Après deux arrêts majeurs de la cour de cassation, l'un rendu en chambre mixte du 24 février 2017, et l'autre issu de la chambre sociale du 21 septembre 2017, un troisième (peut-être davantage d'ailleurs, mais qu'une recherche par les mots clés "évolution du droit des obligations" sur legifrance ne m'a pas permis de déceler, tandis qu'une recherche par les mots clés l"ordonnance n° 2016-131 du 10 février 2016" montre plus de deux cents entrées, sous la forme "vu l'article XXXX dans sa rédaction antérieure à l"ordonnance n° 2016-131 du 10 février 2016" montre que les tentatives d'applications sont très nombreuses) se présente comme une suite du premier.

L'arrêt de la première chambre civile du 20 septembre 2017 (voir infra) concerne en effet, à nouveau une question de validité d'un mandat de gestion immobilière. Une agence s'était vu confié la gestion immobilière de deux immeuble par une personne, pour une durée annuelle renouvelable par tacite reconduction, jusqu'au 1er janvier 1999. L'agence cède son portefeuille à un nouveau cabinet, et courant 2000, le mandant décède, laissant deux héritiers qui rompent les mandats en 2007 et 2008 puis, considérant que le cabinet cessionnaire avait géré ces biens sans mandat écrit depuis 2000, l'assigne en annulation et restitution des honoraires.

Une premier arrêt s'était déjà prononcé sur l'effet immédiat des règles nouvelles en matière de prescription (Cass. civ. 1ère 16 mai 2013, n°12-19441), entrant en cassation d'un arrêt d'appel qui avait appliqué ces règles à compter de 2000, soit de manière rétroactive, une deuxième arrêt avait rejeté les demandes, et le pourvoi contre cet arrêt est ici rejeté.

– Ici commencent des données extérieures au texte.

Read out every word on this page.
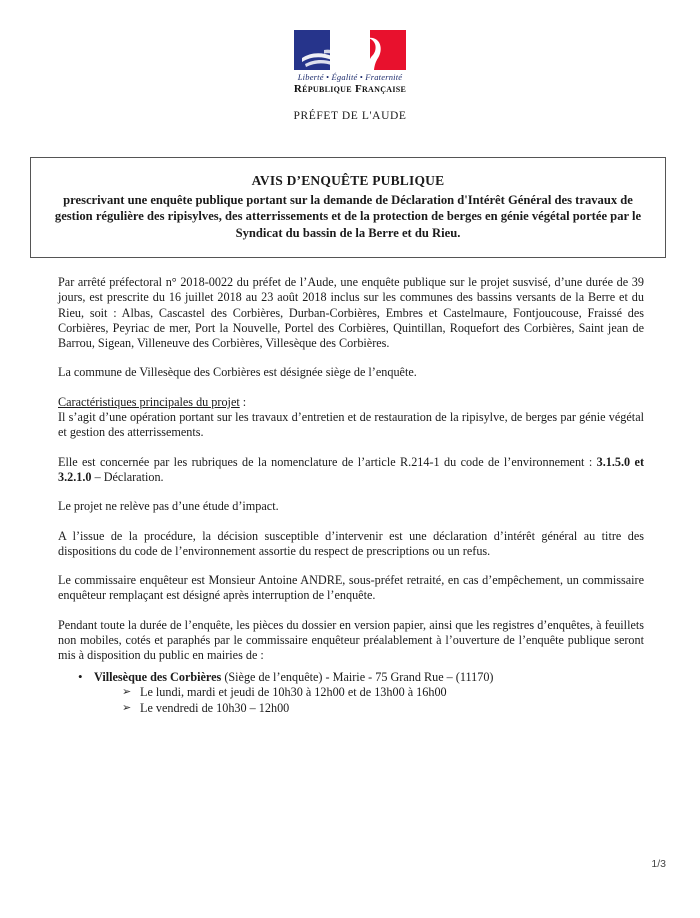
Liberté • Égalité • Fraternité
République Française
PRÉFET DE L'AUDE
AVIS D’ENQUÊTE PUBLIQUE
prescrivant une enquête publique portant sur la demande de Déclaration d'Intérêt Général des travaux de gestion régulière des ripisylves, des atterrissements et de la protection de berges en génie végétal portée par le Syndicat du bassin de la Berre et du Rieu.

Par arrêté préfectoral n° 2018-0022 du préfet de l’Aude, une enquête publique sur le projet susvisé, d’une durée de 39 jours, est prescrite du 16 juillet 2018 au 23 août 2018 inclus sur les communes des bassins versants de la Berre et du Rieu, soit : Albas, Cascastel des Corbières, Durban-Corbières, Embres et Castelmaure, Fontjoucouse, Fraissé des Corbières, Peyriac de mer, Port la Nouvelle, Portel des Corbières, Quintillan, Roquefort des Corbières, Saint jean de Barrou, Sigean, Villeneuve des Corbières, Villesèque des Corbières.

La commune de Villesèque des Corbières est désignée siège de l’enquête.

Caractéristiques principales du projet :

Il s’agit d’une opération portant sur les travaux d’entretien et de restauration de la ripisylve, de berges par génie végétal et gestion des atterrissements.

Elle est concernée par les rubriques de la nomenclature de l’article R.214-1 du code de l’environnement : 3.1.5.0 et 3.2.1.0 – Déclaration.

Le projet ne relève pas d’une étude d’impact.

A l’issue de la procédure, la décision susceptible d’intervenir est une déclaration d’intérêt général au titre des dispositions du code de l’environnement assortie du respect de prescriptions ou un refus.

Le commissaire enquêteur est Monsieur Antoine ANDRE, sous-préfet retraité, en cas d’empêchement, un commissaire enquêteur remplaçant est désigné après interruption de l’enquête.

Pendant toute la durée de l’enquête, les pièces du dossier en version papier, ainsi que les registres d’enquêtes, à feuillets non mobiles, cotés et paraphés par le commissaire enquêteur préalablement à l’ouverture de l’enquête publique seront mis à disposition du public en mairies de :

• Villesèque des Corbières (Siège de l’enquête) - Mairie - 75 Grand Rue – (11170)
➢ Le lundi, mardi et jeudi de 10h30 à 12h00 et de 13h00 à 16h00
➢ Le vendredi de 10h30 – 12h00
1/3
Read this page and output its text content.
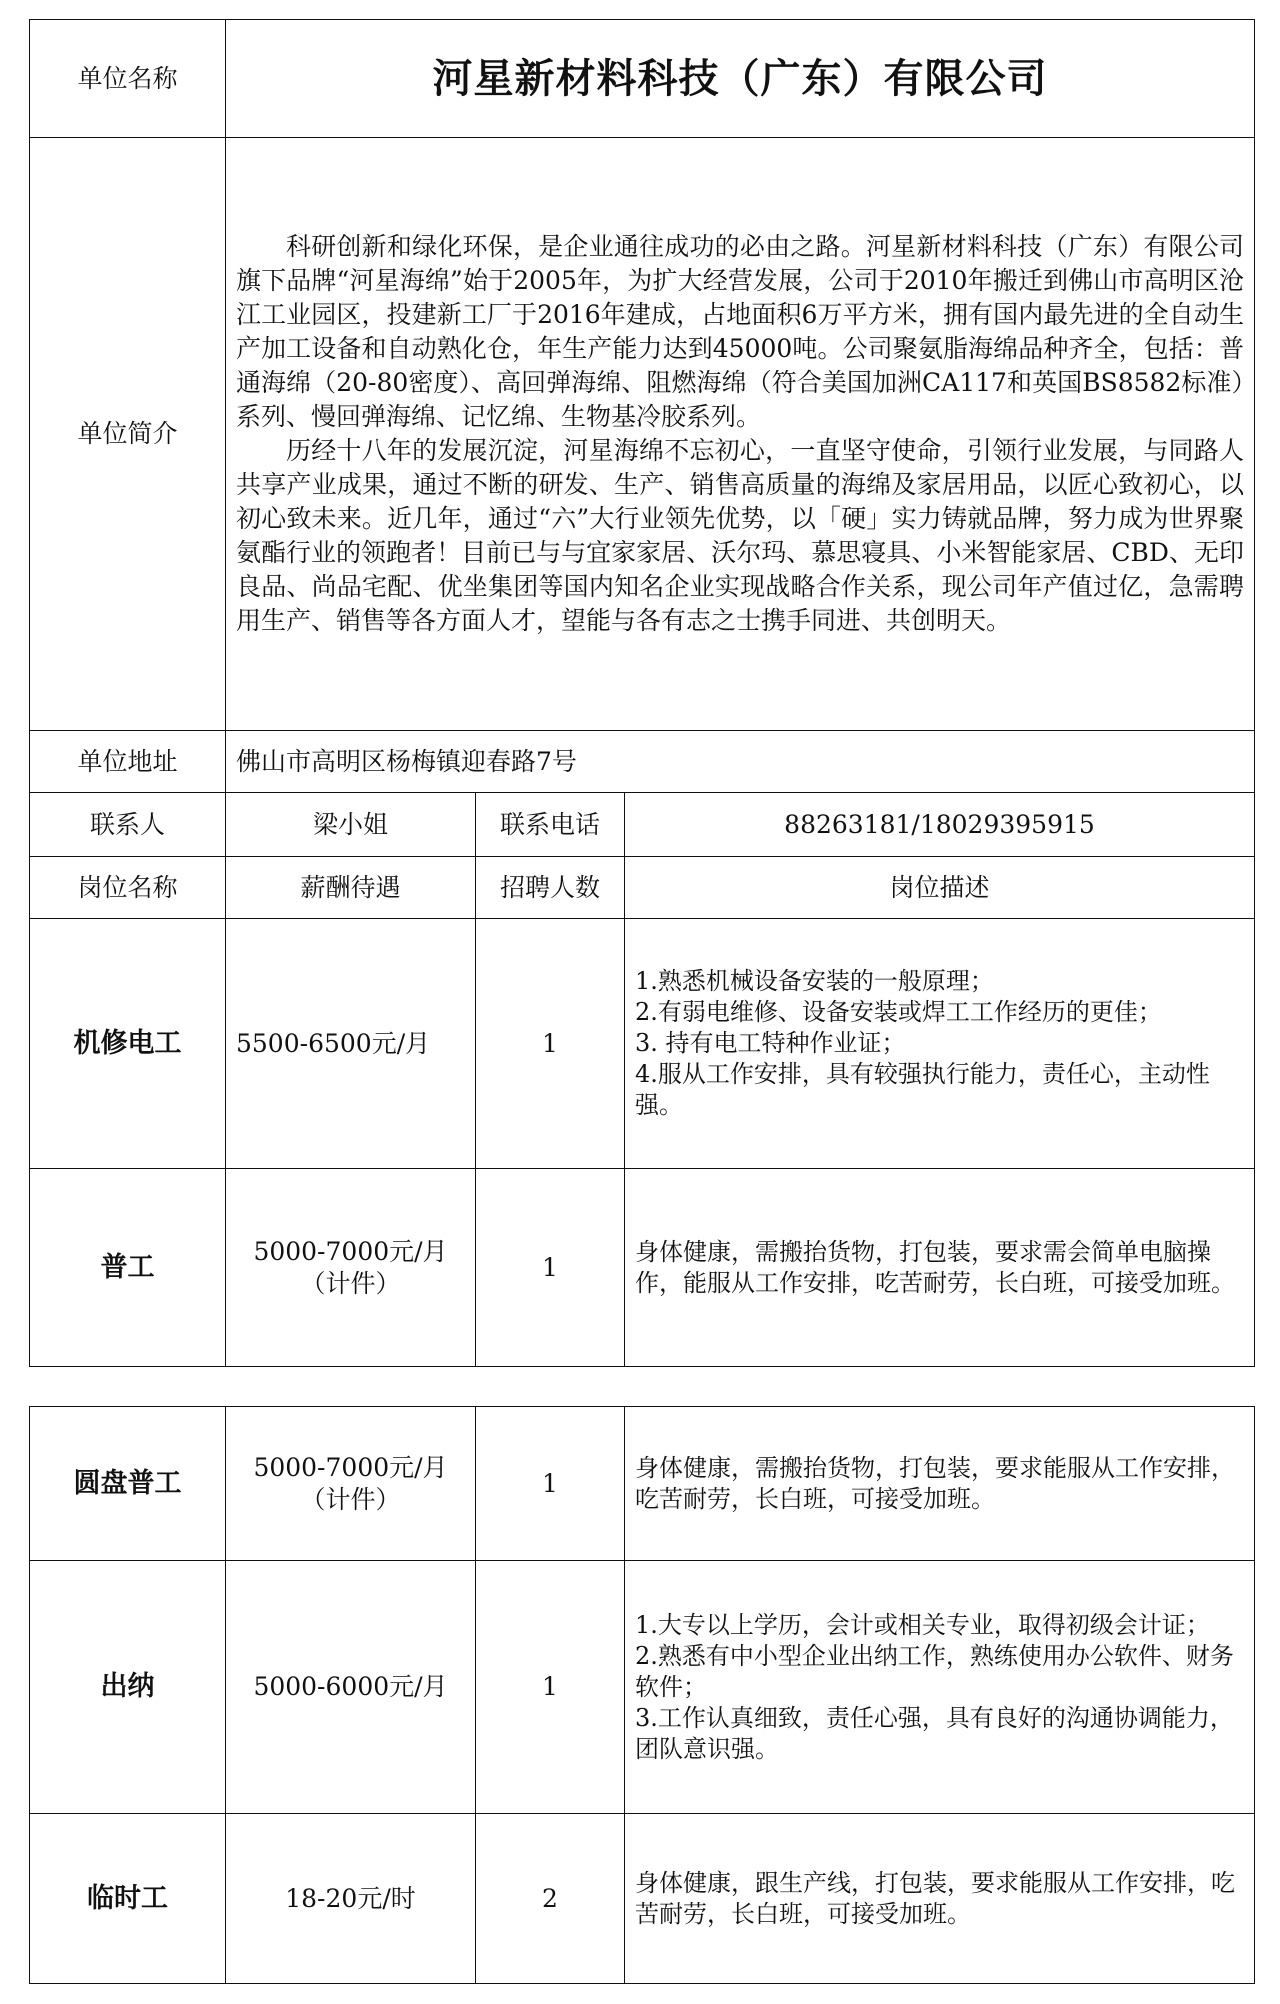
单位名称	河星新材料科技（广东）有限公司		
单位简介	科研创新和绿化环保，是企业通往成功的必由之路。河星新材料科技（广东）有限公司旗下品牌“河星海绵”始于2005年，为扩大经营发展，公司于2010年搬迁到佛山市高明区沧江工业园区，投建新工厂于2016年建成，占地面积6万平方米，拥有国内最先进的全自动生产加工设备和自动熟化仓，年生产能力达到45000吨。公司聚氨脂海绵品种齐全，包括：普通海绵（20-80密度）、高回弹海绵、阻燃海绵（符合美国加洲CA117和英国BS8582标准）系列、慢回弹海绵、记忆绵、生物基冷胶系列。

历经十八年的发展沉淀，河星海绵不忘初心，一直坚守使命，引领行业发展，与同路人共享产业成果，通过不断的研发、生产、销售高质量的海绵及家居用品，以匠心致初心，以初心致未来。近几年，通过“六”大行业领先优势，以「硬」实力铸就品牌，努力成为世界聚氨酯行业的领跑者！目前已与与宜家家居、沃尔玛、慕思寝具、小米智能家居、CBD、无印良品、尚品宅配、优坐集团等国内知名企业实现战略合作关系，现公司年产值过亿，急需聘用生产、销售等各方面人才，望能与各有志之士携手同进、共创明天。		

单位地址	佛山市高明区杨梅镇迎春路7号		
联系人	梁小姐	联系电话	88263181/18029395915
岗位名称	薪酬待遇	招聘人数	岗位描述
机修电工	5500-6500元/月	1	1.熟悉机械设备安装的一般原理；
2.有弱电维修、设备安装或焊工工作经历的更佳；
3. 持有电工特种作业证；
4.服从工作安排，具有较强执行能力，责任心，主动性强。

普工	5000-7000元/月
（计件）	1	身体健康，需搬抬货物，打包装，要求需会简单电脑操作，能服从工作安排，吃苦耐劳，长白班，可接受加班。
圆盘普工	5000-7000元/月
（计件）	1	身体健康，需搬抬货物，打包装，要求能服从工作安排，吃苦耐劳，长白班，可接受加班。

出纳	5000-6000元/月	1	1.大专以上学历，会计或相关专业，取得初级会计证；
2.熟悉有中小型企业出纳工作，熟练使用办公软件、财务软件；
3.工作认真细致，责任心强，具有良好的沟通协调能力，团队意识强。

临时工	18-20元/时	2	身体健康，跟生产线，打包装，要求能服从工作安排，吃苦耐劳，长白班，可接受加班。
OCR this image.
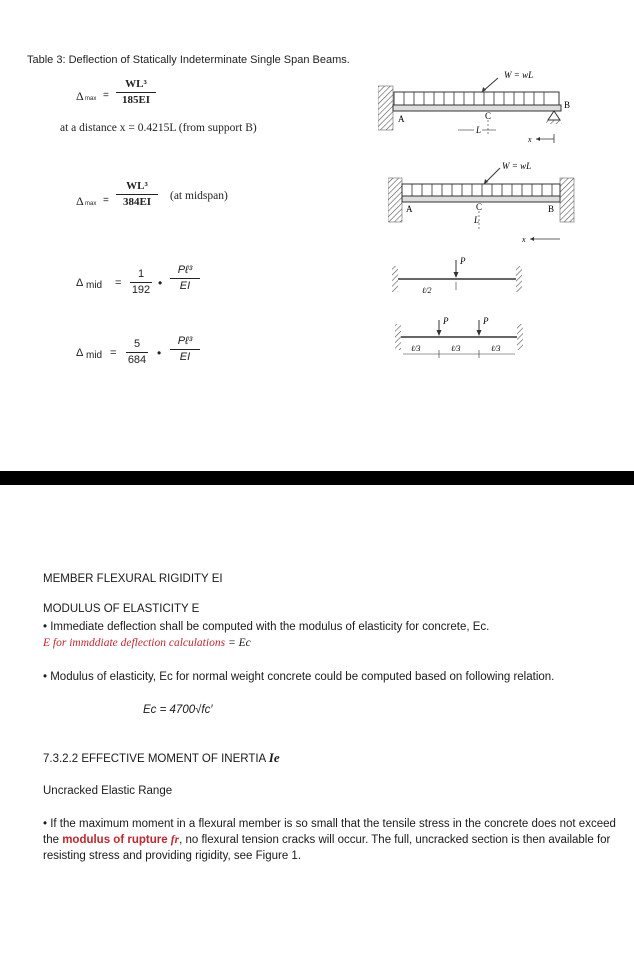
Table 3: Deflection of Statically Indeterminate Single Span Beams.
Δ max =
WL³
185EI
at a distance x = 0.4215L (from support B)
Δ max =
WL³
384EI	(at midspan)
Δ mid =
1
192 •
Pℓ³
EI
Δ mid =
5
684 •
Pℓ³
EI
W = wL
B
A	C
L
x
W = wL
A	B
C
L
x
P
ℓ/2
P	P
ℓ/3	ℓ/3	ℓ/3
MEMBER FLEXURAL RIGIDITY EI
MODULUS OF ELASTICITY E
• Immediate deflection shall be computed with the modulus of elasticity for concrete, Ec.
E for immddiate deflection calculations = Ec
• Modulus of elasticity, Ec for normal weight concrete could be computed based on following relation.
Ec = 4700√fc′
7.3.2.2 EFFECTIVE MOMENT OF INERTIA Ie
Uncracked Elastic Range
• If the maximum moment in a flexural member is so small that the tensile stress in the concrete does not exceed the modulus of rupture fr, no flexural tension cracks will occur. The full, uncracked section is then available for resisting stress and providing rigidity, see Figure 1.
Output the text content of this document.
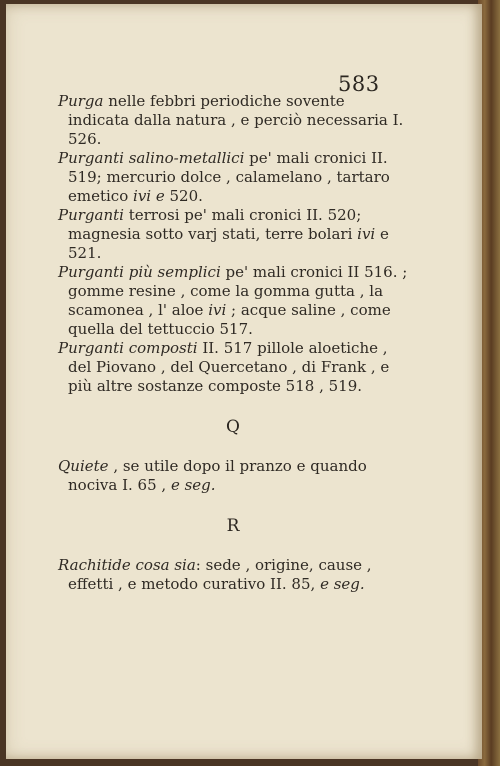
583

Purga nelle febbri periodiche sovente indicata dalla natura , e perciò necessaria I. 526.

Purganti salino-metallici pe' mali cronici II. 519; mercurio dolce , calamelano , tartaro emetico ivi e 520.

Purganti terrosi pe' mali cronici II. 520; magnesia sotto varj stati, terre bolari ivi e 521.

Purganti più semplici pe' mali cronici II 516. ; gomme resine , come la gomma gutta , la scamonea , l' aloe ivi ; acque saline , come quella del tettuccio 517.

Purganti composti II. 517 pillole aloetiche , del Piovano , del Quercetano , di Frank , e più altre sostanze composte 518 , 519.

Q

Quiete , se utile dopo il pranzo e quando nociva I. 65 , e seg.

R

Rachitide cosa sia: sede , origine, cause , effetti , e metodo curativo II. 85, e seg.
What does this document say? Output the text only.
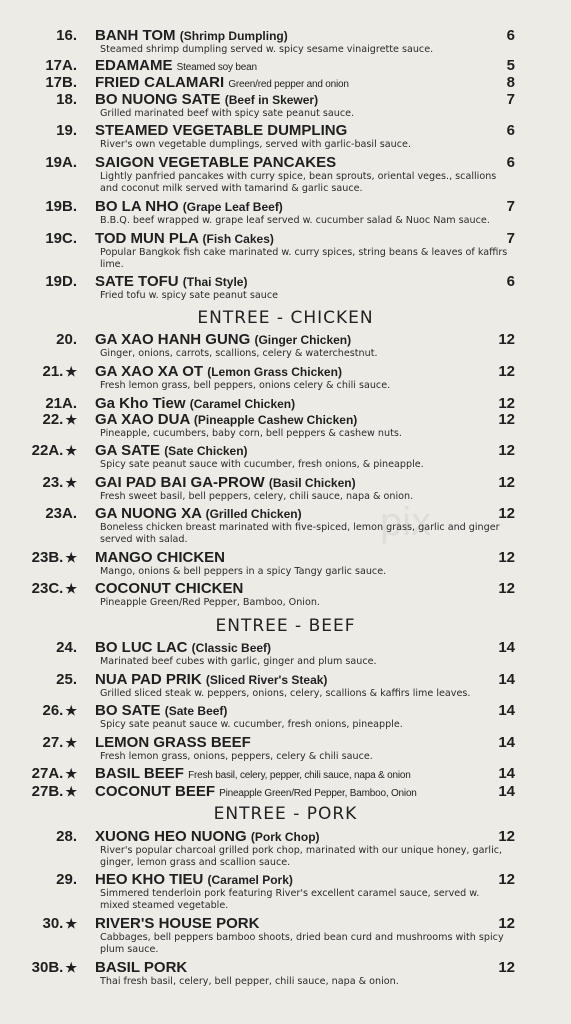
pix
ENTREE - CHICKEN
ENTREE - BEEF
ENTREE - PORK
16. BANH TOM (Shrimp Dumpling)	6
Steamed shrimp dumpling served w. spicy sesame vinaigrette sauce.
17A. EDAMAME Steamed soy bean	5
17B. FRIED CALAMARI Green/red pepper and onion	8
18. BO NUONG SATE (Beef in Skewer)	7
Grilled marinated beef with spicy sate peanut sauce.
19. STEAMED VEGETABLE DUMPLING	6
River's own vegetable dumplings, served with garlic-basil sauce.
19A. SAIGON VEGETABLE PANCAKES	6
Lightly panfried pancakes with curry spice, bean sprouts, oriental veges., scallions and coconut milk served with tamarind & garlic sauce.
19B. BO LA NHO (Grape Leaf Beef)	7
B.B.Q. beef wrapped w. grape leaf served w. cucumber salad & Nuoc Nam sauce.
19C. TOD MUN PLA (Fish Cakes)	7
Popular Bangkok fish cake marinated w. curry spices, string beans & leaves of kaffirs lime.
19D. SATE TOFU (Thai Style)	6
Fried tofu w. spicy sate peanut sauce
20. GA XAO HANH GUNG (Ginger Chicken)	12
Ginger, onions, carrots, scallions, celery & waterchestnut.
21. ★ GA XAO XA OT (Lemon Grass Chicken)	12
Fresh lemon grass, bell peppers, onions celery & chili sauce.
21A. Ga Kho Tiew (Caramel Chicken)	12
22. ★ GA XAO DUA (Pineapple Cashew Chicken)	12
Pineapple, cucumbers, baby corn, bell peppers & cashew nuts.
22A. ★ GA SATE (Sate Chicken)	12
Spicy sate peanut sauce with cucumber, fresh onions, & pineapple.
23. ★ GAI PAD BAI GA-PROW (Basil Chicken)	12
Fresh sweet basil, bell peppers, celery, chili sauce, napa & onion.
23A. GA NUONG XA (Grilled Chicken)	12
Boneless chicken breast marinated with five-spiced, lemon grass, garlic and ginger served with salad.
23B. ★ MANGO CHICKEN	12
Mango, onions & bell peppers in a spicy Tangy garlic sauce.
23C. ★ COCONUT CHICKEN	12
Pineapple Green/Red Pepper, Bamboo, Onion.
24. BO LUC LAC (Classic Beef)	14
Marinated beef cubes with garlic, ginger and plum sauce.
25. NUA PAD PRIK (Sliced River's Steak)	14
Grilled sliced steak w. peppers, onions, celery, scallions & kaffirs lime leaves.
26. ★ BO SATE (Sate Beef)	14
Spicy sate peanut sauce w. cucumber, fresh onions, pineapple.
27. ★ LEMON GRASS BEEF	14
Fresh lemon grass, onions, peppers, celery & chili sauce.
27A. ★ BASIL BEEF Fresh basil, celery, pepper, chili sauce, napa & onion	14
27B. ★ COCONUT BEEF Pineapple Green/Red Pepper, Bamboo, Onion	14
28. XUONG HEO NUONG (Pork Chop)	12
River's popular charcoal grilled pork chop, marinated with our unique honey, garlic, ginger, lemon grass and scallion sauce.
29. HEO KHO TIEU (Caramel Pork)	12
Simmered tenderloin pork featuring River's excellent caramel sauce, served w. mixed steamed vegetable.
30. ★ RIVER'S HOUSE PORK	12
Cabbages, bell peppers bamboo shoots, dried bean curd and mushrooms with spicy plum sauce.
30B. ★ BASIL PORK	12
Thai fresh basil, celery, bell pepper, chili sauce, napa & onion.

La question posée était ici de savoir si la nullité, sanctionnant le vice de forme (l'exigence d'un mandat écrit posé par l'article 1er et 6 de la loi "Hoguet" du 2 janvier 1970), était relative ou absolue, et, dans le premier cas, si la poursuite des relations, après 2000, valait alors ratification (sachant que les résiliation s'était effectuée par écrit dans les conditions prévues dans le mandat initial écrit expiré en 1999).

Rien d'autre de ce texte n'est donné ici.